The policy of the company for which the man worked was that only expenses that had been incurred wholly, exclusively and necessarily for business purposes could be claimed by employees. External HR consultants were engaged to investigate after he was alleged to have lodged an expenses claim in respect of a pub meal attended by himself, his girlfriend, a friend of hers and his line manager. The latter was the principal witness against him in the disciplinary proceedings.
There were a range of factual disputes as to what was and was not said during and after the meal and as to whether the pub’s bill was in respect of two people or four. However, the line manager’s account was ultimately accepted and the man was dismissed on grounds of gross misconduct. He was found to have submitted a fraudulent expenses claim in knowing breach of the company’s policy.

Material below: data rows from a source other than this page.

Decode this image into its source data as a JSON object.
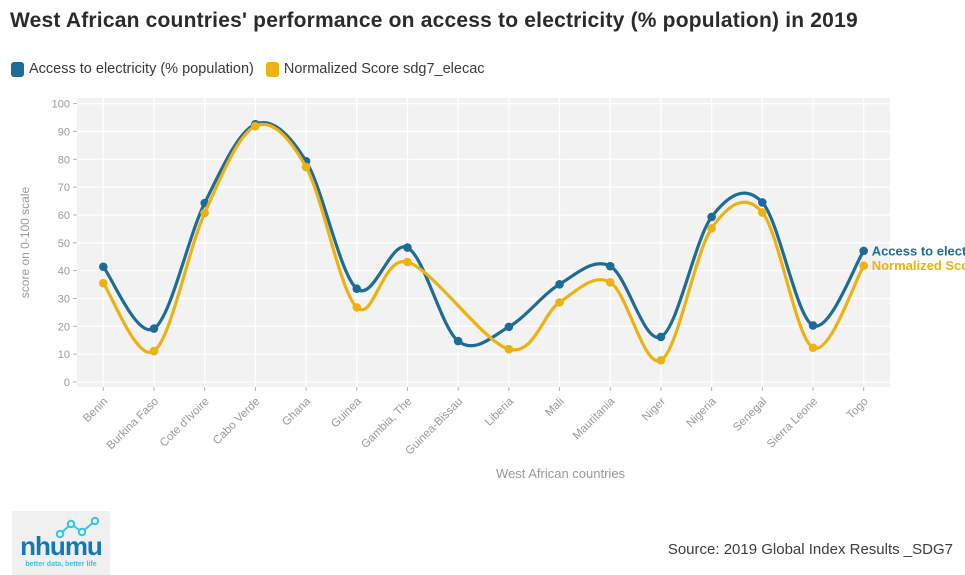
{
  "title": "West African countries' performance on access to electricity (% population) in 2019",
  "legend": {
    "items": [
      {
        "label": "Access to electricity (% population)",
        "color": "#1d6c98"
      },
      {
        "label": "Normalized Score sdg7_elecac",
        "color": "#edb112"
      }
    ]
  },
  "chart_data": {
    "type": "line",
    "title": "West African countries' performance on access to electricity (% population) in 2019",
    "categories": [
      "Benin",
      "Burkina Faso",
      "Cote d'Ivoire",
      "Cabo Verde",
      "Ghana",
      "Guinea",
      "Gambia, The",
      "Guinea-Bissau",
      "Liberia",
      "Mali",
      "Mauritania",
      "Niger",
      "Nigeria",
      "Senegal",
      "Sierra Leone",
      "Togo"
    ],
    "series": [
      {
        "name": "Access to electricity (% population)",
        "color": "#1d6c98",
        "values": [
          41.4,
          19.2,
          64.3,
          92.6,
          79.3,
          33.5,
          48.3,
          14.7,
          19.8,
          35.1,
          41.6,
          16.2,
          59.3,
          64.5,
          20.3,
          47.1
        ]
      },
      {
        "name": "Normalized Score sdg7_elecac",
        "color": "#edb112",
        "values": [
          35.5,
          11.1,
          60.7,
          91.9,
          77.2,
          26.8,
          43.1,
          null,
          11.8,
          28.6,
          35.8,
          7.8,
          55.2,
          60.9,
          12.3,
          41.8
        ]
      }
    ],
    "xlabel": "West African countries",
    "ylabel": "score on 0-100 scale",
    "ylim": [
      0,
      100
    ],
    "yticks": [
      0,
      10,
      20,
      30,
      40,
      50,
      60,
      70,
      80,
      90,
      100
    ],
    "grid": true,
    "legend_position": "top-left",
    "end_labels": true,
    "style": {
      "panel_bg": "#f2f2f2",
      "grid_color": "#ffffff",
      "tick_color": "#b3b3b3",
      "axis_text_color": "#9a9a9a",
      "axis_title_color": "#9a9a9a"
    }
  },
  "footer": {
    "source": "Source: 2019 Global Index Results _SDG7",
    "logo": {
      "wordmark": "nhumu",
      "tagline": "better data, better life"
    }
  }
}
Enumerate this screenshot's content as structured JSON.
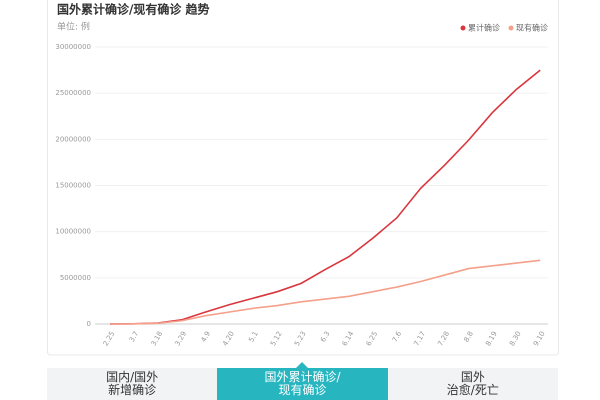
{
  "chart_data": {
    "type": "line",
    "title": "国外累计确诊/现有确诊 趋势",
    "unit": "单位: 例",
    "categories": [
      "2.25",
      "3.7",
      "3.18",
      "3.29",
      "4.9",
      "4.20",
      "5.1",
      "5.12",
      "5.23",
      "6.3",
      "6.14",
      "6.25",
      "7.6",
      "7.17",
      "7.28",
      "8.8",
      "8.19",
      "8.30",
      "9.10"
    ],
    "series": [
      {
        "name": "累计确诊",
        "color": "#d9363e",
        "values": [
          3000,
          20000,
          100000,
          450000,
          1300000,
          2100000,
          2800000,
          3500000,
          4400000,
          5900000,
          7300000,
          9300000,
          11500000,
          14700000,
          17200000,
          19900000,
          22900000,
          25400000,
          27500000
        ]
      },
      {
        "name": "现有确诊",
        "color": "#f4a08a",
        "values": [
          2000,
          15000,
          80000,
          350000,
          900000,
          1300000,
          1700000,
          2000000,
          2400000,
          2700000,
          3000000,
          3500000,
          4000000,
          4600000,
          5300000,
          6000000,
          6300000,
          6600000,
          6900000
        ]
      }
    ],
    "ylim": [
      0,
      30000000
    ],
    "yticks": [
      0,
      5000000,
      10000000,
      15000000,
      20000000,
      25000000,
      30000000
    ],
    "grid": true,
    "legend": "top-right"
  },
  "tabs": [
    {
      "lines": [
        "国内/国外",
        "新增确诊"
      ],
      "active": false
    },
    {
      "lines": [
        "国外累计确诊/",
        "现有确诊"
      ],
      "active": true
    },
    {
      "lines": [
        "国外",
        "治愈/死亡"
      ],
      "active": false
    }
  ]
}
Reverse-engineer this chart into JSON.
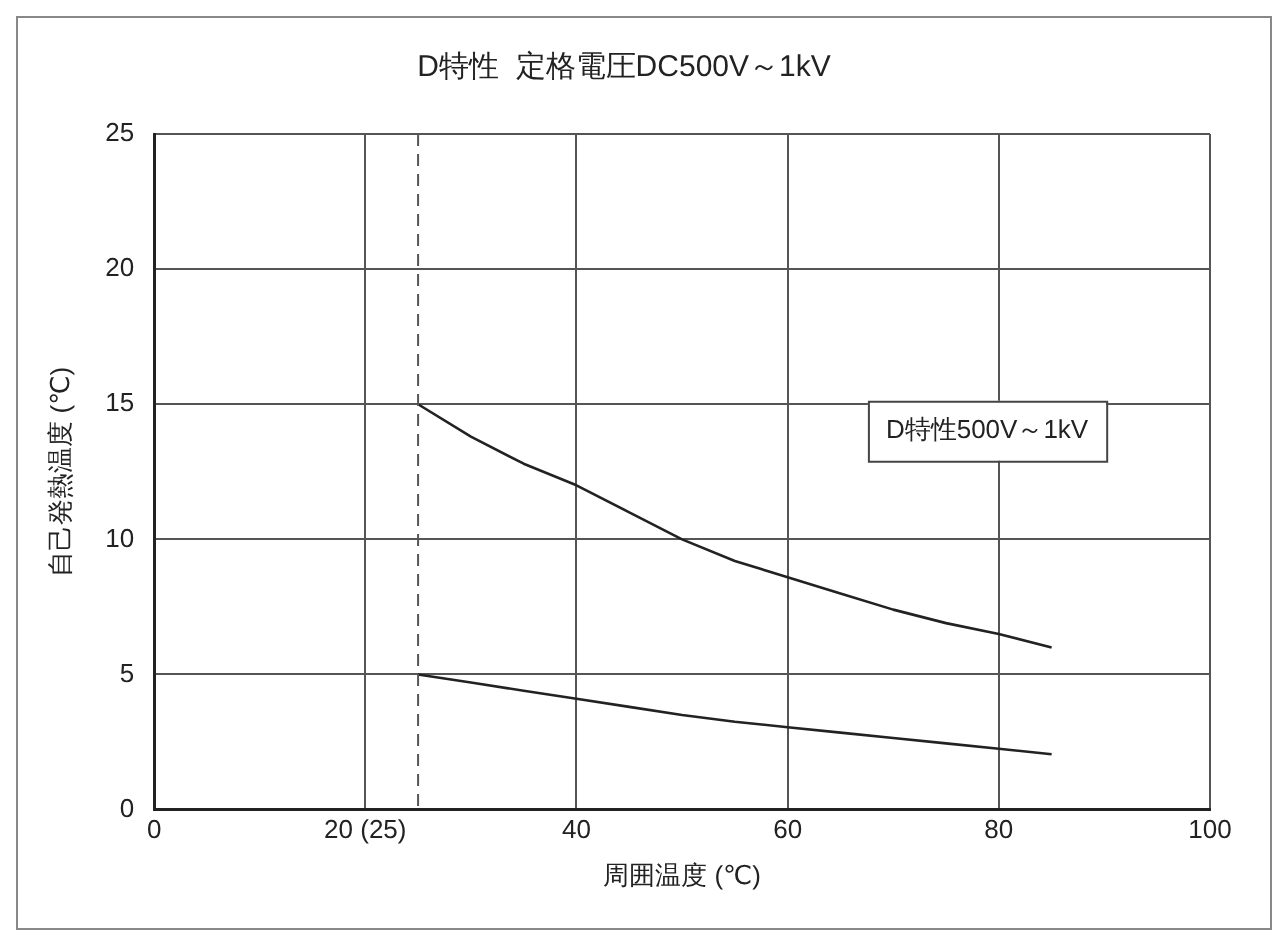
{
  "chart_data": {
    "type": "line",
    "title": "D特性  定格電圧DC500V～1kV",
    "xlabel": "周囲温度 (℃)",
    "ylabel": "自己発熱温度 (℃)",
    "series": [
      {
        "color": "#222222",
        "x": [
          25,
          30,
          35,
          40,
          45,
          50,
          55,
          60,
          65,
          70,
          75,
          80,
          85
        ],
        "values": [
          15,
          13.8,
          12.8,
          12.0,
          11.0,
          10.0,
          9.2,
          8.6,
          8.0,
          7.4,
          6.9,
          6.5,
          6.0
        ]
      },
      {
        "color": "#222222",
        "x": [
          25,
          30,
          35,
          40,
          45,
          50,
          55,
          60,
          65,
          70,
          75,
          80,
          85
        ],
        "values": [
          5,
          4.7,
          4.4,
          4.1,
          3.8,
          3.5,
          3.25,
          3.05,
          2.85,
          2.65,
          2.45,
          2.25,
          2.05
        ]
      }
    ],
    "xlim": [
      0,
      100
    ],
    "xticks": [
      0,
      {
        "value": 20,
        "label": "20 (25)"
      },
      40,
      60,
      80,
      100
    ],
    "ylim": [
      0,
      25
    ],
    "yticks": [
      0,
      5,
      10,
      15,
      20,
      25
    ],
    "ref_lines": [
      {
        "axis": "x",
        "value": 25,
        "line_style": "dashed",
        "color": "#555555"
      }
    ],
    "annotations": [
      "D特性500V～1kV"
    ],
    "grid": true,
    "legend": false,
    "marker": "none",
    "line_style": "solid"
  }
}
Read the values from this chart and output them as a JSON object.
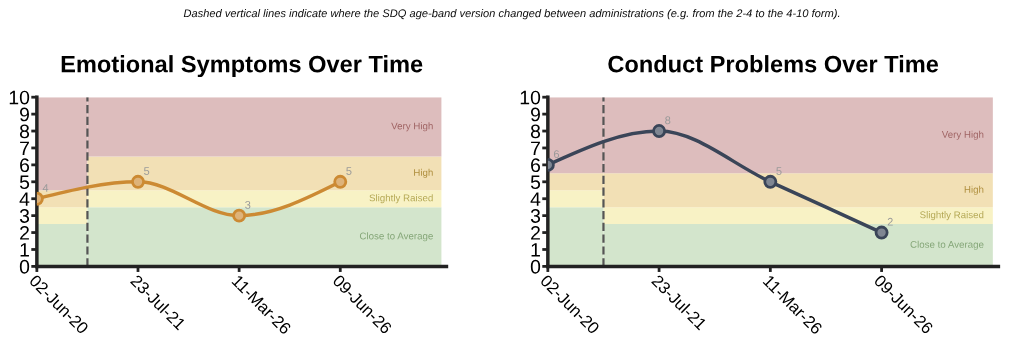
{
  "chart_data": [
    {
      "type": "line",
      "title": "Emotional Symptoms Over Time",
      "annotations": [
        "Dashed vertical lines indicate where the SDQ age-band version changed between administrations (e.g. from the 2-4 to the 4-10 form)."
      ],
      "categories": [
        "02-Jun-20",
        "23-Jul-21",
        "11-Mar-26",
        "09-Jun-26"
      ],
      "series": [
        {
          "color": "#cc8a33",
          "values": [
            4,
            5,
            3,
            5
          ]
        }
      ],
      "ylim": [
        0,
        10
      ],
      "yticks": [
        0,
        1,
        2,
        3,
        4,
        5,
        6,
        7,
        8,
        9,
        10
      ],
      "marker": "circle",
      "line_style": "solid",
      "data_labels": true,
      "bands": [
        {
          "axis": "y",
          "from": 0,
          "to": 2.5,
          "color": "#d3e5cc"
        },
        {
          "axis": "y",
          "from": 2.5,
          "to": 3.5,
          "color": "#f8f2c5"
        },
        {
          "axis": "y",
          "from": 3.5,
          "to": 4.5,
          "color": "#f2e0b5"
        },
        {
          "axis": "y",
          "from": 4.5,
          "to": 10,
          "color": "#ddbdbd"
        },
        {
          "axis": "y",
          "from": 0,
          "to": 3.5,
          "color": "#d3e5cc",
          "label": "Close to Average"
        },
        {
          "axis": "y",
          "from": 3.5,
          "to": 4.5,
          "color": "#f8f2c5",
          "label": "Slightly Raised"
        },
        {
          "axis": "y",
          "from": 4.5,
          "to": 6.5,
          "color": "#f2e0b5",
          "label": "High"
        },
        {
          "axis": "y",
          "from": 6.5,
          "to": 10,
          "color": "#ddbdbd",
          "label": "Very High"
        }
      ]
    },
    {
      "type": "line",
      "title": "Conduct Problems Over Time",
      "categories": [
        "02-Jun-20",
        "23-Jul-21",
        "11-Mar-26",
        "09-Jun-26"
      ],
      "series": [
        {
          "color": "#3a4558",
          "values": [
            6,
            8,
            5,
            2
          ]
        }
      ],
      "ylim": [
        0,
        10
      ],
      "yticks": [
        0,
        1,
        2,
        3,
        4,
        5,
        6,
        7,
        8,
        9,
        10
      ],
      "marker": "circle",
      "line_style": "solid",
      "data_labels": true,
      "bands": [
        {
          "axis": "y",
          "from": 0,
          "to": 2.5,
          "color": "#d3e5cc",
          "label": "Close to Average"
        },
        {
          "axis": "y",
          "from": 2.5,
          "to": 3.5,
          "color": "#f8f2c5",
          "label": "Slightly Raised"
        },
        {
          "axis": "y",
          "from": 3.5,
          "to": 5.5,
          "color": "#f2e0b5",
          "label": "High"
        },
        {
          "axis": "y",
          "from": 5.5,
          "to": 10,
          "color": "#ddbdbd",
          "label": "Very High"
        },
        {
          "axis": "y",
          "from": 0,
          "to": 3.5,
          "color": "#d3e5cc"
        },
        {
          "axis": "y",
          "from": 3.5,
          "to": 4.5,
          "color": "#f8f2c5"
        },
        {
          "axis": "y",
          "from": 4.5,
          "to": 5.5,
          "color": "#f2e0b5"
        },
        {
          "axis": "y",
          "from": 5.5,
          "to": 10,
          "color": "#ddbdbd"
        }
      ]
    }
  ]
}
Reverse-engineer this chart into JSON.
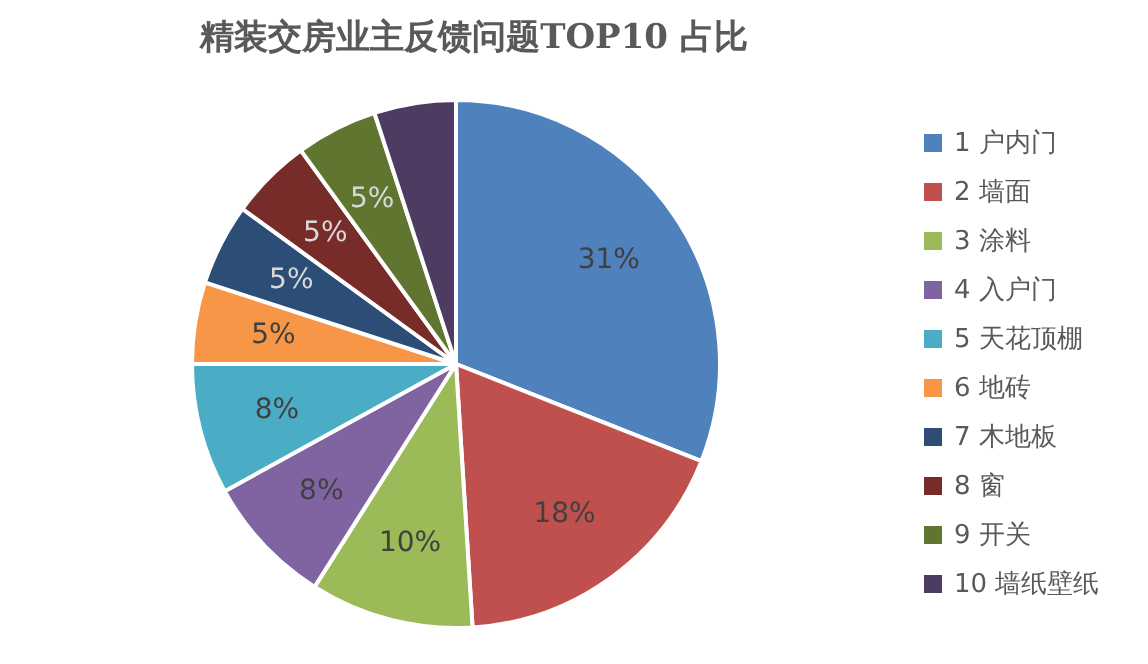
{
  "chart_data": {
    "type": "pie",
    "title": "精装交房业主反馈问题TOP10 占比",
    "categories": [
      "1 户内门",
      "2 墙面",
      "3 涂料",
      "4 入户门",
      "5 天花顶棚",
      "6 地砖",
      "7 木地板",
      "8 窗",
      "9 开关",
      "10 墙纸壁纸"
    ],
    "values": [
      31,
      18,
      10,
      8,
      8,
      5,
      5,
      5,
      5,
      5
    ],
    "value_labels": [
      "31%",
      "18%",
      "10%",
      "8%",
      "8%",
      "5%",
      "5%",
      "5%",
      "5%",
      null
    ],
    "colors": [
      "#4f81bd",
      "#c0504d",
      "#9bbb59",
      "#8064a2",
      "#4bacc6",
      "#f79646",
      "#2c4d75",
      "#772c2a",
      "#5f7530",
      "#4d3b62"
    ],
    "legend": "right"
  }
}
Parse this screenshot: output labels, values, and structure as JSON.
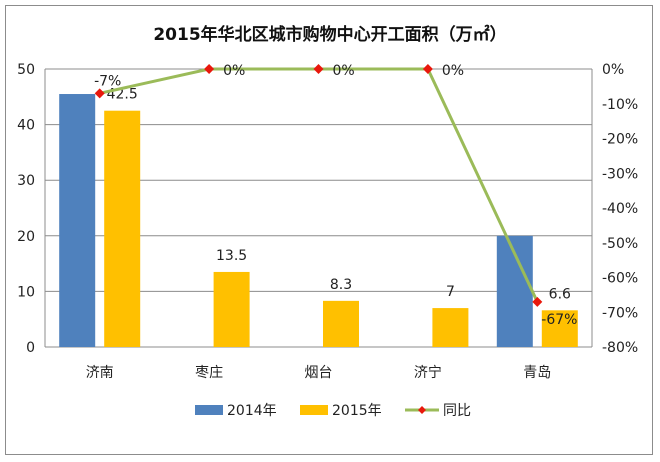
{
  "chart_data": {
    "type": "bar",
    "title": "2015年华北区城市购物中心开工面积（万㎡）",
    "categories": [
      "济南",
      "枣庄",
      "烟台",
      "济宁",
      "青岛"
    ],
    "series": [
      {
        "name": "2014年",
        "kind": "bar",
        "axis": "left",
        "color": "#4f81bd",
        "values": [
          45.5,
          null,
          null,
          null,
          20
        ]
      },
      {
        "name": "2015年",
        "kind": "bar",
        "axis": "left",
        "color": "#ffc000",
        "values": [
          42.5,
          13.5,
          8.3,
          7,
          6.6
        ]
      },
      {
        "name": "同比",
        "kind": "line",
        "axis": "right",
        "color": "#9bbb59",
        "marker_color": "#e8180c",
        "values": [
          -7,
          0,
          0,
          0,
          -67
        ]
      }
    ],
    "bar_data_labels": [
      "42.5",
      "13.5",
      "8.3",
      "7",
      "6.6"
    ],
    "line_data_labels": [
      "-7%",
      "0%",
      "0%",
      "0%",
      "-67%"
    ],
    "y_left": {
      "ylim": [
        0,
        50
      ],
      "ticks": [
        "0",
        "10",
        "20",
        "30",
        "40",
        "50"
      ]
    },
    "y_right": {
      "ylim": [
        -80,
        0
      ],
      "ticks": [
        "0%",
        "-10%",
        "-20%",
        "-30%",
        "-40%",
        "-50%",
        "-60%",
        "-70%",
        "-80%"
      ]
    },
    "grid": true,
    "legend_position": "bottom"
  }
}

In upholding his unfair dismissal claim, the ET noted that the gravity of the allegation mandated careful critical analysis of all the evidence. Although the investigation was diligently performed, the company’s managing director, who took the decision to dismiss the man, ignored a number of inconsistencies in the line manager’s account. On any reasonable analysis of the evidence, the latter’s testimony was unreliable.
The ET made a total 50 per cent deduction from the man’s compensation to reflect his own share of responsibility for his dismissal and the chance that, had a fair procedure been followed, he could have been fairly dismissed. Nevertheless, his award came to £24,749, made up of a basic award of £734, £7,000 in respect of three months’ notice pay and £17,015 by way of compensation.